Just take a look at the translator at json.org and put your XML sample through it.
Their default converter produces this JSON:

{
“childNodes”: [
{
“childNodes”: [“it’s too verbose”],
“tagName”: “complaint”
},
{
“childNodes”: [“it’s too complex”],
“tagName”: “complaint”
},
{
“childNodes”: [“XSLT sucks”],
“tagName”: “complaint”
}
],
“tagName”: “complaintsAgainstXML”
}

which is larger then the XML. Of course one would complain “Thats not how I would write it !”.
Of course ! But neither is the XML sample how I would write XML for the corresponding JSON if conciseness was the main constraint. For example this representation would work just fine (and so would a million others)

it’s too verbose
it’s too complex
XSLT sucks

Or perhaps using attributes

The conciseness argument is just baseless, period.
But more importantly, its unimportant. Even for net transmissions, modern HTTP servers and browsers support in flight compression. This makes up for any extra verbose that is composed of replication of sub strings. And then there is EXI (http://www.w3.org/XML/EXI/) which is implementing a spec for efficient XML. Furthermore, when is the text representation of JSON or XML really relevant ? Most of the processing time is spent on the internal data model, not the text representation.

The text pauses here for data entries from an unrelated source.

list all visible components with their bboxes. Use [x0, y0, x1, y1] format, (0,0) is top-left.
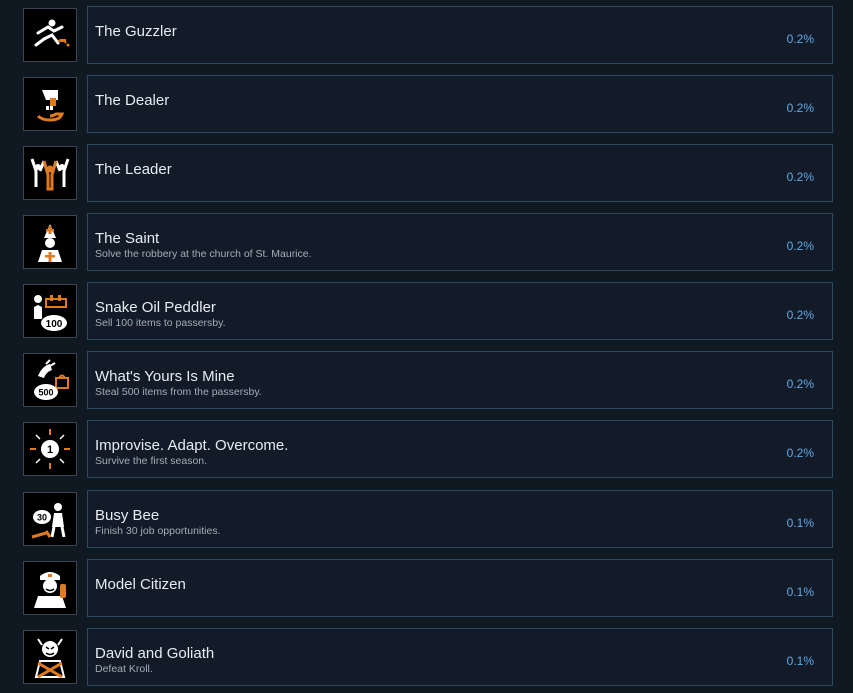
achievement-card: The Dealer 0.2% [87, 75, 833, 133]
achievement-card: Busy Bee Finish 30 job opportunities. 0.… [87, 490, 833, 548]
model-citizen-icon [23, 561, 77, 615]
achievement-row[interactable]: The Saint Solve the robbery at the churc… [22, 213, 833, 271]
achievement-card: The Saint Solve the robbery at the churc… [87, 213, 833, 271]
count-badge: 1 [47, 444, 53, 456]
unlock-percentage: 0.2% [786, 32, 814, 46]
achievement-card: David and Goliath Defeat Kroll. 0.1% [87, 628, 833, 686]
achievement-card: What's Yours Is Mine Steal 500 items fro… [87, 351, 833, 409]
count-badge: 500 [38, 388, 53, 398]
count-badge: 30 [37, 513, 47, 523]
achievement-title: Snake Oil Peddler [95, 299, 216, 316]
unlock-percentage: 0.2% [786, 239, 814, 253]
saint-icon [23, 215, 77, 269]
achievement-row[interactable]: 500 What's Yours Is Mine Steal 500 items… [22, 351, 833, 409]
achievement-row[interactable]: The Leader 0.2% [22, 144, 833, 202]
unlock-percentage: 0.2% [786, 308, 814, 322]
david-and-goliath-icon [23, 630, 77, 684]
unlock-percentage: 0.2% [786, 170, 814, 184]
achievement-card: Model Citizen 0.1% [87, 559, 833, 617]
achievement-description: Steal 500 items from the passersby. [95, 386, 262, 398]
achievement-title: The Dealer [95, 92, 170, 109]
achievement-title: David and Goliath [95, 645, 215, 662]
achievement-title: The Leader [95, 161, 172, 178]
achievement-title: The Guzzler [95, 23, 177, 40]
guzzler-icon [23, 8, 77, 62]
unlock-percentage: 0.2% [786, 446, 814, 460]
count-badge: 100 [46, 319, 63, 330]
achievement-title: What's Yours Is Mine [95, 368, 235, 385]
achievement-row[interactable]: Model Citizen 0.1% [22, 559, 833, 617]
achievement-row[interactable]: The Guzzler 0.2% [22, 6, 833, 64]
busy-bee-icon: 30 [23, 492, 77, 546]
achievement-title: Model Citizen [95, 576, 186, 593]
achievement-card: Snake Oil Peddler Sell 100 items to pass… [87, 282, 833, 340]
whats-yours-is-mine-icon: 500 [23, 353, 77, 407]
dealer-icon [23, 77, 77, 131]
achievement-row[interactable]: David and Goliath Defeat Kroll. 0.1% [22, 628, 833, 686]
achievement-description: Sell 100 items to passersby. [95, 317, 226, 329]
achievement-row[interactable]: 1 Improvise. Adapt. Overcome. Survive th… [22, 420, 833, 478]
achievement-description: Finish 30 job opportunities. [95, 525, 221, 537]
unlock-percentage: 0.1% [786, 654, 814, 668]
achievement-row[interactable]: 100 Snake Oil Peddler Sell 100 items to … [22, 282, 833, 340]
unlock-percentage: 0.1% [786, 516, 814, 530]
achievement-row[interactable]: The Dealer 0.2% [22, 75, 833, 133]
leader-icon [23, 146, 77, 200]
achievement-card: The Guzzler 0.2% [87, 6, 833, 64]
achievement-title: Improvise. Adapt. Overcome. [95, 437, 289, 454]
achievement-title: Busy Bee [95, 507, 160, 524]
snake-oil-peddler-icon: 100 [23, 284, 77, 338]
achievement-row[interactable]: 30 Busy Bee Finish 30 job opportunities.… [22, 490, 833, 548]
unlock-percentage: 0.2% [786, 101, 814, 115]
achievement-description: Survive the first season. [95, 455, 208, 467]
achievement-card: Improvise. Adapt. Overcome. Survive the … [87, 420, 833, 478]
improvise-adapt-overcome-icon: 1 [23, 422, 77, 476]
achievement-list: The Guzzler 0.2% The Dealer 0.2% The Lea… [0, 0, 853, 693]
achievement-title: The Saint [95, 230, 160, 247]
achievement-card: The Leader 0.2% [87, 144, 833, 202]
unlock-percentage: 0.1% [786, 585, 814, 599]
achievement-description: Defeat Kroll. [95, 663, 153, 675]
unlock-percentage: 0.2% [786, 377, 814, 391]
achievement-description: Solve the robbery at the church of St. M… [95, 248, 312, 260]
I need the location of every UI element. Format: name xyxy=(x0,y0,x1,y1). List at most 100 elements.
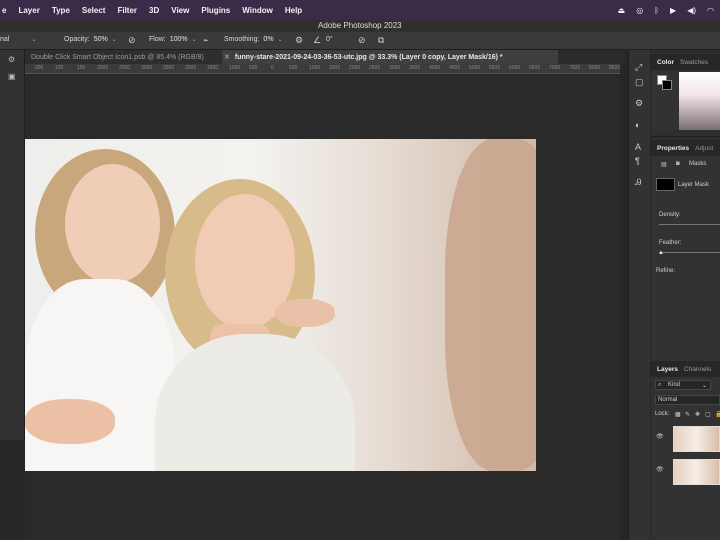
tab-swatches[interactable]: Swatches xyxy=(680,59,708,66)
menu-plugins[interactable]: Plugins xyxy=(201,6,230,15)
frame-icon[interactable]: ▣ xyxy=(8,72,16,81)
photo-blur xyxy=(445,139,536,471)
photo-girl-shirt xyxy=(25,279,175,471)
properties-panel-tabs: Properties Adjust xyxy=(651,140,720,156)
layer-mask-thumbnail[interactable] xyxy=(656,178,675,191)
paragraph-icon[interactable]: ¶ xyxy=(635,156,640,166)
blend-mode-value: Normal xyxy=(658,397,678,403)
opacity-value[interactable]: 50% xyxy=(94,36,108,43)
chevron-down-icon: ⌄ xyxy=(31,37,37,43)
menu-layer[interactable]: Layer xyxy=(18,6,39,15)
tab-smart-object[interactable]: Double Click Smart Object Icon1.psb @ 85… xyxy=(25,50,221,64)
layers-panel-tabs: Layers Channels xyxy=(651,361,720,377)
ruler-tick: 5000 xyxy=(469,65,481,71)
ruler-tick: 6500 xyxy=(529,65,541,71)
status-icons: ⏏ ◎ ᛒ ▶ ◀) ◠ xyxy=(618,0,714,20)
comment-icon[interactable]: ▢ xyxy=(635,77,644,88)
flow-control[interactable]: Flow: 100% ⌄ xyxy=(149,36,197,43)
angle-value[interactable]: 0° xyxy=(326,36,333,43)
flow-value[interactable]: 100% xyxy=(170,36,188,43)
symmetry-icon[interactable]: ⧉ xyxy=(378,35,384,46)
chevron-down-icon[interactable]: ⌄ xyxy=(278,36,283,43)
refine-label: Refine: xyxy=(656,268,676,274)
menu-3d[interactable]: 3D xyxy=(149,6,159,15)
smoothing-control[interactable]: Smoothing: 0% ⌄ xyxy=(224,36,283,43)
menu-edit-partial[interactable]: e xyxy=(2,6,6,15)
feather-handle-icon[interactable]: ▲ xyxy=(658,250,664,256)
blend-mode-dropdown[interactable]: Normal xyxy=(655,395,720,405)
tab-properties[interactable]: Properties xyxy=(657,145,689,152)
search-icon: ⌕ xyxy=(658,382,662,388)
glyphs-icon[interactable]: Ꭿ xyxy=(635,177,642,188)
chevron-down-icon: ⌄ xyxy=(702,383,708,389)
eye-icon[interactable]: 👁 xyxy=(656,466,664,473)
chevron-down-icon[interactable]: ⌄ xyxy=(112,36,117,43)
smoothing-value[interactable]: 0% xyxy=(263,36,273,43)
lock-transparent-icon[interactable]: ▦ xyxy=(675,411,681,418)
pressure-size-icon[interactable]: ⊘ xyxy=(358,35,366,46)
wifi-icon[interactable]: ◠ xyxy=(707,6,714,15)
ruler-tick: 2550 xyxy=(119,65,131,71)
lock-label: Lock: xyxy=(655,411,670,417)
color-picker-field[interactable] xyxy=(679,72,720,130)
character-icon[interactable]: A xyxy=(635,142,641,152)
layer-row[interactable]: 👁 xyxy=(651,423,720,453)
bluetooth-icon[interactable]: ᛒ xyxy=(654,6,659,15)
eject-icon[interactable]: ⏏ xyxy=(618,6,626,15)
tab-color[interactable]: Color xyxy=(657,59,674,66)
menu-bar: e Layer Type Select Filter 3D View Plugi… xyxy=(0,0,720,20)
gear-icon[interactable]: ⚙ xyxy=(8,55,15,64)
vector-mask-icon[interactable]: ◙ xyxy=(676,161,680,167)
volume-icon[interactable]: ◀) xyxy=(687,6,696,15)
title-bar: Adobe Photoshop 2023 xyxy=(0,20,720,32)
history-icon[interactable]: ⤢ xyxy=(635,62,642,73)
lock-artboard-icon[interactable]: ▢ xyxy=(705,411,711,418)
tab-channels[interactable]: Channels xyxy=(684,366,711,373)
ruler-tick: 4000 xyxy=(429,65,441,71)
close-icon[interactable]: ✕ xyxy=(224,53,230,61)
eye-icon[interactable]: 👁 xyxy=(656,433,664,440)
ruler-tick: 7000 xyxy=(549,65,561,71)
libraries-icon[interactable]: ◐ xyxy=(635,120,640,130)
menu-help[interactable]: Help xyxy=(285,6,302,15)
pixel-mask-icon[interactable]: ▤ xyxy=(661,161,667,168)
menu-view[interactable]: View xyxy=(171,6,189,15)
adjustments-icon[interactable]: ⚙ xyxy=(635,98,643,109)
mode-value: nal xyxy=(0,36,10,43)
opacity-control[interactable]: Opacity: 50% ⌄ xyxy=(64,36,117,43)
document-tabs: Double Click Smart Object Icon1.psb @ 85… xyxy=(25,50,625,64)
document-photo[interactable] xyxy=(25,139,536,471)
chevron-down-icon[interactable]: ⌄ xyxy=(192,36,197,43)
ruler-tick: 2000 xyxy=(97,65,109,71)
mode-dropdown[interactable]: nal ⌄ xyxy=(0,36,36,43)
ruler-tick: 2000 xyxy=(185,65,197,71)
feather-slider[interactable] xyxy=(659,252,720,253)
tab-layers[interactable]: Layers xyxy=(657,366,678,373)
flow-label: Flow: xyxy=(149,36,166,43)
menu-filter[interactable]: Filter xyxy=(117,6,137,15)
lock-all-icon[interactable]: 🔒 xyxy=(715,411,720,418)
gear-icon[interactable]: ⚙ xyxy=(295,35,303,46)
menu-type[interactable]: Type xyxy=(52,6,70,15)
menu-window[interactable]: Window xyxy=(242,6,273,15)
ruler-tick: 150 xyxy=(77,65,86,71)
lock-position-icon[interactable]: ✥ xyxy=(695,411,700,418)
creative-cloud-icon[interactable]: ◎ xyxy=(636,6,643,15)
density-slider[interactable] xyxy=(659,224,720,225)
play-icon[interactable]: ▶ xyxy=(670,6,676,15)
menu-select[interactable]: Select xyxy=(82,6,106,15)
airbrush-icon[interactable]: ⌁ xyxy=(203,35,208,46)
tab-adjustments[interactable]: Adjust xyxy=(695,145,713,152)
ruler-tick: 5500 xyxy=(489,65,501,71)
lock-image-icon[interactable]: ✎ xyxy=(685,411,690,418)
angle-control[interactable]: 0° xyxy=(326,36,333,43)
tab-funny-stare[interactable]: ✕ funny-stare-2021-09-24-03-36-53-utc.jp… xyxy=(222,50,558,64)
ruler-tick: 4500 xyxy=(449,65,461,71)
kind-filter[interactable]: ⌕ Kind ⌄ xyxy=(655,380,711,390)
layer-row[interactable]: 👁 xyxy=(651,456,720,486)
background-swatch[interactable] xyxy=(662,80,672,90)
pressure-opacity-icon[interactable]: ⊘ xyxy=(128,35,136,46)
right-panels: Color Swatches Properties Adjust ▤ ◙ Mas… xyxy=(651,50,720,540)
ruler-tick: 500 xyxy=(289,65,298,71)
ruler-tick: 2000 xyxy=(349,65,361,71)
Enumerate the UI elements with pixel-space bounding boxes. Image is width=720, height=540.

In the end … if you are going to discuss XML vs JSON please don’t pull in the conciseness BS. Its simply untrue, biased, too easily misrepresented and mostly irrelevant. There are good and bad reasons to use JSON or XML in different situations but text representational conciseness is not one one of them.

-David Lee
- Alex Tatiyants says:
  
  June 15, 2012 at 12:04 am
  
  Hi David, thank you very much for your comment.
  
  I wish I could see exactly what you intended to show with your XML example, because it didn’t come across well. You point about creating more concise XML if conciseness is the goal is valid, but I think it misses a larger issue. In the example I gave, both representations are the most natural (at least in my opinion) way of representing a collection of elements using each format. In other words, if you aren’t explicitly worried about conciseness, JSON representations are naturally more concise.
  
  That said, I completely agree that the conciseness doesn’t matter much, especially these days.